Algunas empresas utilizan las acciones en materia de Sostenibilidad como una oportunidad, no para mejorar sus prácticas, sino más bien como un lavado de imagen. Es lo que se conoce como “Greenwashing”, ¿habías oído hablar de este fenómeno?
Podemos definir el Greenwashing como una herramienta “black hat” dentro del Marketing, por el que se crea la ilusión ante la opinión pública de que una empresa está cumpliendo con determinadas políticas de Sostenibilidad cuando en realidad no lo está haciendo. Con ello, esas empresas tratan de sacar ventaja y posicionarse en la mente del consumidor o del decisor como “empresa verde”.
En realidad el Greenwashing es una estafa, un timo, un fraude que merece ser combatido por los distintos sectores y mercados, pues puede derivar en serios perjuicios y pérdidas para empresas que sí están llevando a cabo políticas serias de transformación ecológica. Pero, la cuestión es, ¿cómo identificar esta mala praxis?
A continuación identificamos tres fórmulas (que sin ser mágicas) te van a ayudar a identificar el Greenwashing:
- Restando atención a los envases de los productos. Ojo con palabras como “sostenible”, “ecológico”, “green” o “natural”. Lo mismo ocurre con el uso abusivo del color verde, que se asocia con la Sostenibilidad. Las empresas irresponsables socialmente lo utilizan a menudo para dar la ilusión de que un producto es respetuoso con el medio ambiente.
- Prestando atención a la composición de los productos que consumes. Es conveniente prestar atención a los componentes de los productos que consumimos. Una práctica habitual es que la publicidad se centre solo en uno, cuando no todos cumplirían con las buenas prácticas sostenibles.
- Informarte sobre el etiquetado ecológico para saber interpretarlo correctamente. Debemos conocer las principales, que gozan del reconocimiento de un determinado sector, y son otorgadas por terceros. Cuidado con que la empresa cree las suyas propias.

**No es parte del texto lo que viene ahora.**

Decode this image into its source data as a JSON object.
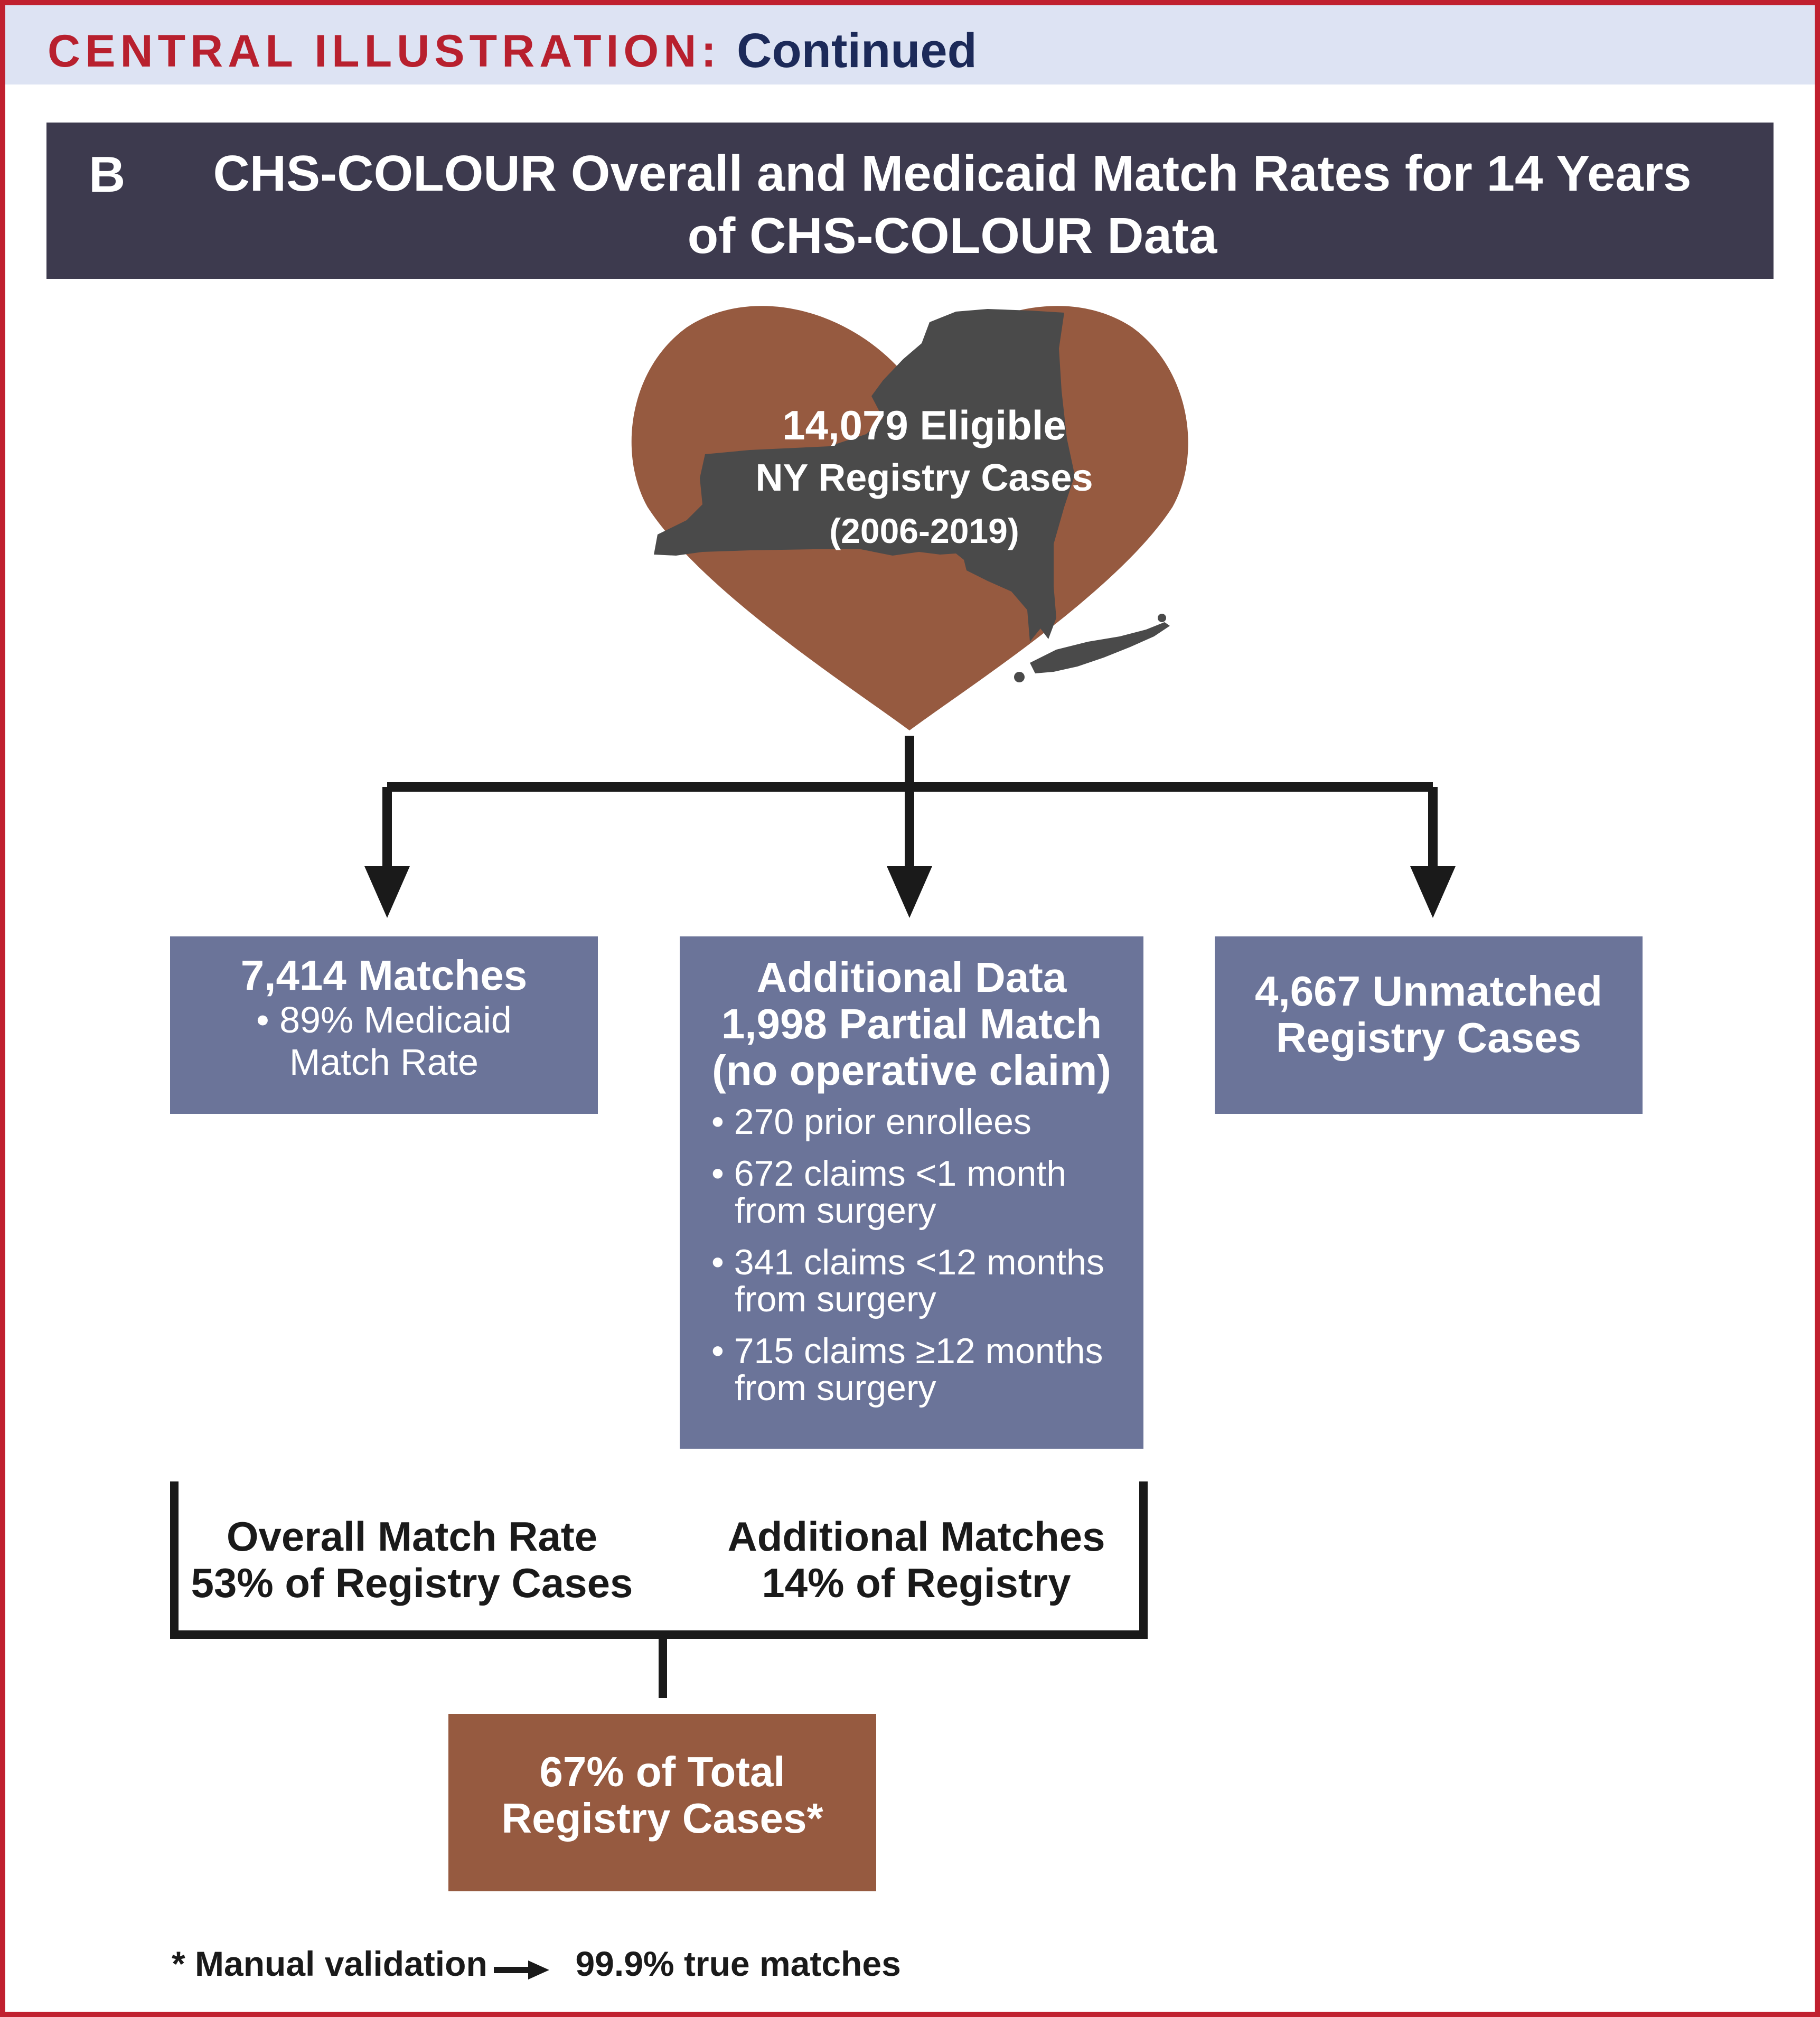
{
  "header": {
    "label": "CENTRAL ILLUSTRATION:",
    "continued": "Continued"
  },
  "title": {
    "panel_letter": "B",
    "text": "CHS-COLOUR Overall and Medicaid Match Rates for 14 Years of CHS-COLOUR Data"
  },
  "heart": {
    "line1": "14,079 Eligible",
    "line2": "NY Registry Cases",
    "line3": "(2006-2019)"
  },
  "left_box": {
    "title": "7,414 Matches",
    "line1": "• 89% Medicaid",
    "line2": "Match Rate"
  },
  "center_box": {
    "title1": "Additional Data",
    "title2": "1,998 Partial Match",
    "title3": "(no operative claim)",
    "bullets": [
      "• 270 prior enrollees",
      "• 672 claims <1 month from surgery",
      "• 341 claims <12 months from surgery",
      "• 715 claims ≥12 months from surgery"
    ]
  },
  "right_box": {
    "line1": "4,667 Unmatched",
    "line2": "Registry Cases"
  },
  "overall": {
    "line1": "Overall Match Rate",
    "line2": "53% of Registry Cases"
  },
  "additional": {
    "line1": "Additional Matches",
    "line2": "14% of Registry"
  },
  "total_box": {
    "line1": "67% of Total",
    "line2": "Registry Cases*"
  },
  "footnote": {
    "left": "* Manual validation",
    "right": "99.9% true matches"
  },
  "colors": {
    "frame": "#c0202f",
    "header_band": "#dde3f3",
    "title_bar": "#3d3a4e",
    "heart": "#965a40",
    "ny_state": "#4a4a4a",
    "box_blue": "#6b7499",
    "box_brown": "#965a40"
  }
}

La Sostenibilidad consiste en satisfacer las necesidades de las generaciones actuales sin comprometer a las necesidades de las generaciones futuras, al mismo tiempo que se garantiza un equilibrio entre el crecimiento de la economía, el respeto al medioambiente y el bienestar social. Y esto es una cosa muy seria.
Pero para las empresas la Sostenibilidad es también una oportunidad magnífica para hacer las cosas bien. Y de hecho, son muchísimas más las empresas que han visto en ella la ocasión perfecta para mejorar realmente sus prácticas y productos y servicios; y de hecho, ya lo están haciendo.
Esperemos también que muchas más se unan en un futuro próximo a ellas y abandonen viejos paradigmas más relacionados con la picaresca que con otra cosa; pues como dijo Gary Sherman Snyder, poeta y activista estadounidense, “la naturaleza no es un lugar para visitar. Es el hogar”.